The Wentworth Estate, Virginia Water, was developed by W. G. Tarrant from 1922 onwards, on similar lines to St. George's Hill, and with a golf course designed by H. S. Colt. Building on both estates continued successfully for some years, but with the onset of the depression in the late 1920s, the demand for large expensive houses decreased and in 1931, when the bank demanded repayment of a large debenture, the firm went into receivership. Subsequently, the building section emerged as Tarrant Builders Limited, without W. G. Tarrant, but with his eldest son Percy as one of the directors, and the ownership of the land passed to Wentworth Estates Limited.
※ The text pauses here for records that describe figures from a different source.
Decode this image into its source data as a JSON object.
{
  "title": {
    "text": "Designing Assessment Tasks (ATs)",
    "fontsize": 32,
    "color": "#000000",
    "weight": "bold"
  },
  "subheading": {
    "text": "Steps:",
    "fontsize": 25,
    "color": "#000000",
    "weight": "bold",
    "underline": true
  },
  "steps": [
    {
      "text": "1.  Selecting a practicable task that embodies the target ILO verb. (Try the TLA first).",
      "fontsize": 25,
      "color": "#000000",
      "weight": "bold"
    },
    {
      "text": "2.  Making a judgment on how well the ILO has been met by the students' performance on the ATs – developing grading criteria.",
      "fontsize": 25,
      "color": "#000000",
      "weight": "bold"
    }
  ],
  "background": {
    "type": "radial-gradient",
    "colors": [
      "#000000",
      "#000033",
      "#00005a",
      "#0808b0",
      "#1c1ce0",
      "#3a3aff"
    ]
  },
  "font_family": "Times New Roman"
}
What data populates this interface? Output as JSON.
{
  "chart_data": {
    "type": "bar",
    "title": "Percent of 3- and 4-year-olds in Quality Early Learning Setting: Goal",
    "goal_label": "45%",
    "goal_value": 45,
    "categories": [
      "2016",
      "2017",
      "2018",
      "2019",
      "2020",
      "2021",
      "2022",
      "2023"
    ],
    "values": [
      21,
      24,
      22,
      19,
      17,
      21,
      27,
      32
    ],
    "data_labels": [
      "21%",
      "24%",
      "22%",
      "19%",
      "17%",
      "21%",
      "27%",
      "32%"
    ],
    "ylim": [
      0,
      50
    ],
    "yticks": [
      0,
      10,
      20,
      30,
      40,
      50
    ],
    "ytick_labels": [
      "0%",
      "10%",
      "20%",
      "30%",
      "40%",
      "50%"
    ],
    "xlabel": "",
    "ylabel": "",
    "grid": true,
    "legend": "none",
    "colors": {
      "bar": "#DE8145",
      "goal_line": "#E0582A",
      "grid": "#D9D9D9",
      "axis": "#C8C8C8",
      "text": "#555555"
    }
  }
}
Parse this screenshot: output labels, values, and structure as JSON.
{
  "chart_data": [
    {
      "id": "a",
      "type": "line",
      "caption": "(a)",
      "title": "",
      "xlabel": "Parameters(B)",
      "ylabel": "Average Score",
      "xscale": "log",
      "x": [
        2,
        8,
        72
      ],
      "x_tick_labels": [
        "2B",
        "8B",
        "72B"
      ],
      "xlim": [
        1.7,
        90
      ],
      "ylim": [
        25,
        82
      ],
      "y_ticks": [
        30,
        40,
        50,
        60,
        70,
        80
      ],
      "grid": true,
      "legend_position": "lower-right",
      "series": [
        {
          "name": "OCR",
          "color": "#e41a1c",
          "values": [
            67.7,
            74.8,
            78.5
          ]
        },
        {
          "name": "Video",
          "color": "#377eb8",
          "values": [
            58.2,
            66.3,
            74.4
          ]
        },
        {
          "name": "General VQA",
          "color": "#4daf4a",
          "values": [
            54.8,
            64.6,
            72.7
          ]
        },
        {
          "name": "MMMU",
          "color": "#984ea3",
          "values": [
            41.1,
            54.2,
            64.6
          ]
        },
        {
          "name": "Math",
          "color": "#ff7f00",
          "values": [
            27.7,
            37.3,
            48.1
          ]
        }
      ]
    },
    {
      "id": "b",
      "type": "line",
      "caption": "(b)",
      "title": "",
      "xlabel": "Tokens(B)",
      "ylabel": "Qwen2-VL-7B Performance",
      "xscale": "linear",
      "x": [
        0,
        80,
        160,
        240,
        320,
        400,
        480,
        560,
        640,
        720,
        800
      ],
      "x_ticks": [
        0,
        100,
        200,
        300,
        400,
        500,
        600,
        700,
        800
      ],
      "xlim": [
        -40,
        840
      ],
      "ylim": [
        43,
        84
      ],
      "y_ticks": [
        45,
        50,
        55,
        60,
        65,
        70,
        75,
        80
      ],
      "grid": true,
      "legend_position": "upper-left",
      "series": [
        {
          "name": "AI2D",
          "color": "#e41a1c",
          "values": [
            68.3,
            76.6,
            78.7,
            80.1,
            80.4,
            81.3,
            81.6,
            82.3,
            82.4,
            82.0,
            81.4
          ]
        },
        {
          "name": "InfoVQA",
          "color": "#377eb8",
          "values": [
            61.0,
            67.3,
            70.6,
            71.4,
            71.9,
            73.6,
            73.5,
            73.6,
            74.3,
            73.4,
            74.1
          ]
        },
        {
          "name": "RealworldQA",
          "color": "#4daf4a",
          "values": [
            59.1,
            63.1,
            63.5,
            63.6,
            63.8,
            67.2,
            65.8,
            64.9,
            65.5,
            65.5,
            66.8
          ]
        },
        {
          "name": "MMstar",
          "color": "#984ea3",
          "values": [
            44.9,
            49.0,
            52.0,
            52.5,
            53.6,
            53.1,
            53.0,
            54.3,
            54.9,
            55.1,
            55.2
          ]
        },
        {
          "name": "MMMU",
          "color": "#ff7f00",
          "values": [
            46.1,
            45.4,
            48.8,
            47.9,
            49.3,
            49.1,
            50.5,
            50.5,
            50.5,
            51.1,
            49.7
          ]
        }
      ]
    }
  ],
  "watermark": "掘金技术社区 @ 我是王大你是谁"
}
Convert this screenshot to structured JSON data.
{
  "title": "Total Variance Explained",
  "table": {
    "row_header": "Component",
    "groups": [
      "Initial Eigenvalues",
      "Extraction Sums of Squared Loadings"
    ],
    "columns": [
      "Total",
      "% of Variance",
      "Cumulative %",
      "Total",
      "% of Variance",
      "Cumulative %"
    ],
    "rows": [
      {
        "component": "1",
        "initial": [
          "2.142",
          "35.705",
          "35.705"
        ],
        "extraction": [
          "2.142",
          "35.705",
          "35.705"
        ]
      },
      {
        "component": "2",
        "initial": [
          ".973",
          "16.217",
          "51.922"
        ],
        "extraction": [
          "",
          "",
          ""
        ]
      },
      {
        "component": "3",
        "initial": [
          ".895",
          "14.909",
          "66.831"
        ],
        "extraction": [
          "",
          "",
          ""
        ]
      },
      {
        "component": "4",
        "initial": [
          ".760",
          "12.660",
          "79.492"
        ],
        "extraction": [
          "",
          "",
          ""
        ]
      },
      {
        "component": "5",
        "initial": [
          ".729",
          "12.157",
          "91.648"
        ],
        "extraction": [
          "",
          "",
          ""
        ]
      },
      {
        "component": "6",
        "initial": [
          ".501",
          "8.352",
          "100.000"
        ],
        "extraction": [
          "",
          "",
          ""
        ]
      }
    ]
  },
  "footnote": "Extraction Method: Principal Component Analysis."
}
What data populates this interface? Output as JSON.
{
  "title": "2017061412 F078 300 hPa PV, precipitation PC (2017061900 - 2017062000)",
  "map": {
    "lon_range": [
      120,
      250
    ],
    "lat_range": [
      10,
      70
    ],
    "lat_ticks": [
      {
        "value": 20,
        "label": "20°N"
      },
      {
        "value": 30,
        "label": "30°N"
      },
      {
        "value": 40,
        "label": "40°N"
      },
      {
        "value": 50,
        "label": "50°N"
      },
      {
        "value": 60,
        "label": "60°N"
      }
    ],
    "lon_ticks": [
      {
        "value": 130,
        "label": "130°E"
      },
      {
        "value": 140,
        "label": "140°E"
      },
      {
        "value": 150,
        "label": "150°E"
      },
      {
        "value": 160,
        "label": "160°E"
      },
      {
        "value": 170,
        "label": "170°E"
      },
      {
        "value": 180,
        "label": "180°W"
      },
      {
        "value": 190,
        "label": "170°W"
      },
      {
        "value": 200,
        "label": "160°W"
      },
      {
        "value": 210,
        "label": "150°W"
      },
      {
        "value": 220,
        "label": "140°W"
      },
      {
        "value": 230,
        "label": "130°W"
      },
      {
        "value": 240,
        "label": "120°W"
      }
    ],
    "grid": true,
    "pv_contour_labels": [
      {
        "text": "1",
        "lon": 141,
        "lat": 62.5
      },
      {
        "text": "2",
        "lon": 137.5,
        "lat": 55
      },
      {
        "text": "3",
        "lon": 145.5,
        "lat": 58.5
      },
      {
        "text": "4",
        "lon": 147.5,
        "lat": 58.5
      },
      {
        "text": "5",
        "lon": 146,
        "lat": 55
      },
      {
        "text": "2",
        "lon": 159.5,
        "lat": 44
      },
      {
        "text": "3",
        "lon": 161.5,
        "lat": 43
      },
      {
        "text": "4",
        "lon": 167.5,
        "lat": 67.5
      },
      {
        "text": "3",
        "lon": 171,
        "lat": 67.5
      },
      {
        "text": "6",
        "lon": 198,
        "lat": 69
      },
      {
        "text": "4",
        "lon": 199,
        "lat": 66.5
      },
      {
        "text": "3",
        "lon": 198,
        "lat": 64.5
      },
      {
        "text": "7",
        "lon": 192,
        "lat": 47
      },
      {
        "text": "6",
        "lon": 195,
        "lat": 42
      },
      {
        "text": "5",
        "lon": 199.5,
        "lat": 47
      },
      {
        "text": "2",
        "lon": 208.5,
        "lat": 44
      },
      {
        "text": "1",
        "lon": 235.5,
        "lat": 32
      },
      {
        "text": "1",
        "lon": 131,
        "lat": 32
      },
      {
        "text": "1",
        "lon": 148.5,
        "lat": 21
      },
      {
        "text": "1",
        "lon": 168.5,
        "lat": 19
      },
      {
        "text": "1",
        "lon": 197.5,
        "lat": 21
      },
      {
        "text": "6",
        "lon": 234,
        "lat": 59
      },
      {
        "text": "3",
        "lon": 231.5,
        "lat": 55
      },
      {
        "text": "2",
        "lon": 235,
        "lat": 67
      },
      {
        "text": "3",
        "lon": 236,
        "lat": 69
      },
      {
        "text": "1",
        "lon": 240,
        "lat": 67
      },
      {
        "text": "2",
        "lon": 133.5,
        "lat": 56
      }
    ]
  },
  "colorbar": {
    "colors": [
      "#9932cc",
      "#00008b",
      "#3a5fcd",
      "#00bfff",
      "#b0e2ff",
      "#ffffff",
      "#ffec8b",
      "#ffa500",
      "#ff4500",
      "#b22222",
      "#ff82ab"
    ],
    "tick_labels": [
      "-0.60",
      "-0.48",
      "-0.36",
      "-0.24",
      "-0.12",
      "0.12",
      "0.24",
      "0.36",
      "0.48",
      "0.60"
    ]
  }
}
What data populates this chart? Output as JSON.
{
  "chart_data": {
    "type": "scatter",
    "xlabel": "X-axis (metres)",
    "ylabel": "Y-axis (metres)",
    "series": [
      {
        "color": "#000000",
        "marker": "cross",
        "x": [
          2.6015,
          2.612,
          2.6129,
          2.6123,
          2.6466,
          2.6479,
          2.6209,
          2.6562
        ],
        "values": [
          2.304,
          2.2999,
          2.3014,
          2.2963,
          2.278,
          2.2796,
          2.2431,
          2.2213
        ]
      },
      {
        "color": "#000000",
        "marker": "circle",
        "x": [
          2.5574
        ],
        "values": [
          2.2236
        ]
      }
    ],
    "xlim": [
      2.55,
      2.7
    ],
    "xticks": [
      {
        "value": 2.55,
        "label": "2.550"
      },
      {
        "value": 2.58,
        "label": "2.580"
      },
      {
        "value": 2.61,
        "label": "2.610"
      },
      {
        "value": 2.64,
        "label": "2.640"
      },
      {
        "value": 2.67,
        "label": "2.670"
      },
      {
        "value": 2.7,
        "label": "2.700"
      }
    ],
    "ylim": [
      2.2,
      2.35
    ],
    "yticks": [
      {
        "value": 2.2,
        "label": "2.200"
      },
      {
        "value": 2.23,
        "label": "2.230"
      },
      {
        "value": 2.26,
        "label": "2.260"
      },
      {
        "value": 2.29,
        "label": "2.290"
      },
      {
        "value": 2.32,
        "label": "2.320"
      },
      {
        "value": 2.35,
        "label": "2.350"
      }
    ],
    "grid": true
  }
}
Tarrant Builders Limited built a few houses on St. George's Hill in the 1930s, and before and after the Second World War the firm built extensively at Virginia Water.

Many of Tarrant's larger houses were built from hand-made bricks and tiles in the Surrey style, with tall chimneys, dormer windows, gables, leaded lights, tile-hung or half-timbered or a combination of both. The woodwork and joinery - doors, panelling, beamed ceilings, staircases and floors - were always of exceptionally high quality; some houses had stonework round the front door and stone fireplaces, and a few had a marble floor in the hall. On some of his houses there is a stone tablet with his initials WGT and a few have the date 1914 also. The early houses built by Tarrant on St. George's Hill were mostly of three storeys and several were very large and imposing. The houses built in the 1920s on St. George's Hill and Wentworth Estate were mostly smaller, of only two storeys, but built to an equally high standard.

In 1940 Tarrant purchased Hafod, a large well-timbered estate near Aberystwyth, with an historic but neglected mansion. He felled and sold some of the timber and started to restore the mansion and grounds. Sadly he died suddenly of a coronary thrombosis on 18th March 1942; he is buried in the churchyard of Hafod Church, Eglwys Newydd.

The publication of the 'Inventory of Tarrant-built houses on St' George's Hill' in 1992 has stimulated much interest in W. G. Tarrant and his houses, both from St. George's Hill residents and from those living in Tarrant houses in Pyrford, West Byfleet and Woking; also from former employees and their descendants. As a result much additional information is forthcoming on the life and work of a remarkable local character.